Com mais tempo para se dedicar à escrita e editais de apoio à publicação de obras, autoras levam para o papel projetos que já cultivavam

As personagens Alice e Andréia já interagiam na imaginação da jornalista Amanda Magalhães há muito tempo. Porém, foi nesses últimos meses, quando o mundo parou por causa da COVID-19, que as duas finalmente saltaram para o papel, transformando Amanda em autora.

O recente lançamento do romance “Do verbo corresponder e o que vem antes” é um entre vários exemplos da estreia de uma autora mineira durante a pandemia. É possível explicar a nova safra pela maior oferta de tempo disponível em casa na quarentena. Ou ainda pelo fato de a escrita ser um alívio num cenário tão angustiante.

Em alguns casos, editais públicos em apoio à produção cultural no período pandêmico foram o empurrão que faltava. Em outros, foi a soma desses fatores.

Com dias mais solitários na pandemia, Amanda Magalhães, de 25 anos, pôde inscrever-se em cursos e oficinas virtuais de escrita. “Já tinha uma história na minha cabeça. Duas personagens, que eu sabia que uma hora iam querer sair para o papel. Foram anos pensando como seria. Nunca foi algo de ‘agora vou parar e criar’. Ia surgindo no dia a dia, no trânsito, ao ver um filme, vinha uma nova inspiração. Tinha várias cenas dessas personagens, parar e organizar é que foi complicado”, diz ela.

Em setembro de 2020, Amanda finalmente começou a escrever o que define como “um romance fragmentado em pequenos contos”, sobre um casal formado por Andréia e Alice. As personagens trocam correspondências tentando restabelecer uma conexão passada. A primeira parte do livro é epistolar. A segunda apresenta contos que contextualizam os acontecimentos anteriores. Daí o título “Do verbo corresponder e o que vem antes”. “É uma história de amor e poesia entre essas duas mulheres”, afirma a autora.

A trama é suavemente permeada pelo cenário sócio-político atual do Brasil.
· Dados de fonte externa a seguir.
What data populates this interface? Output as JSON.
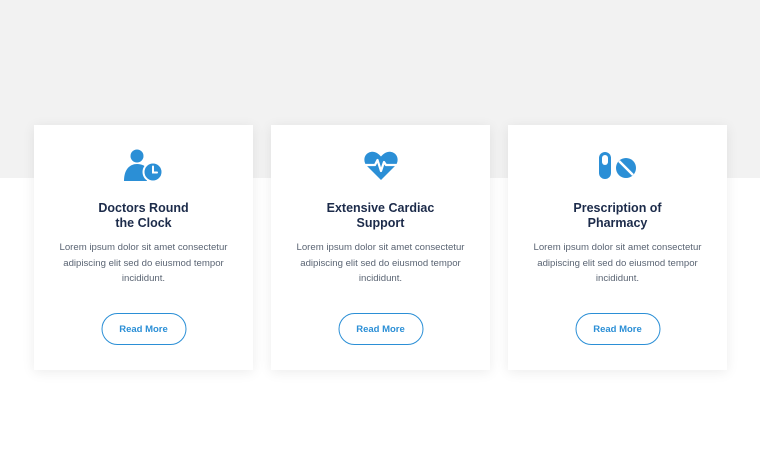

Lançado pela Urutau, o livro faz parte da coleção MilTons, dedicada a promover a representatividade LGBT+. Amanda Magalhães concluiu sua história apenas um mês depois de começá-la. Em paralelo, escreveu também sua dissertação de mestrado em comunicação e temporalidade pela UFOP.

Pouco depois de concluir seu livro, a escritora viu que Urutau lançou edital para publicações em resposta a uma declaração homofóbica do ministro da Educação Milton Ribeiro, que associou o “homossexualismo” (sic) a “famílias desajustadas”. Amanda se inscreveu no edital e seu livro foi um dos 15 títulos selecionados para a coleção MilTons, lançada em março passado.

    Amanda Magalhães afirma que a história que contou em livro “ia surgindo no dia a dia, no trânsito, ao ver um filme”
CRÔNICAS 

Os meses de pandemia também foram a oportunidade para rever trabalhos do passado. Malu Almeida, de 30 anos, reuniu crônicas e outros textos escritos anteriormente à crise sanitária no livro “Como um dia de domingo”, lançado neste mês.

Em 2017, Malu chegou a organizar uma campanha de financiamento coletivo para viabilizar a publicação, mas a empreitada não se concluiu. Graças ao edital da Lei Aldir Blanc, lançado no ano passado, o projeto se concretizou, como publicação independente.

“Com a pandemia, tive mais tempo para cuidar da produção do livro. Contei com ajuda de outras profissionais com mais experiência na edição e produção e nesse novo ritmo de vida, de 2020 para cá, foi possível me dedicar mais”, diz Malu, que é jornalista, publicitária e agora autora.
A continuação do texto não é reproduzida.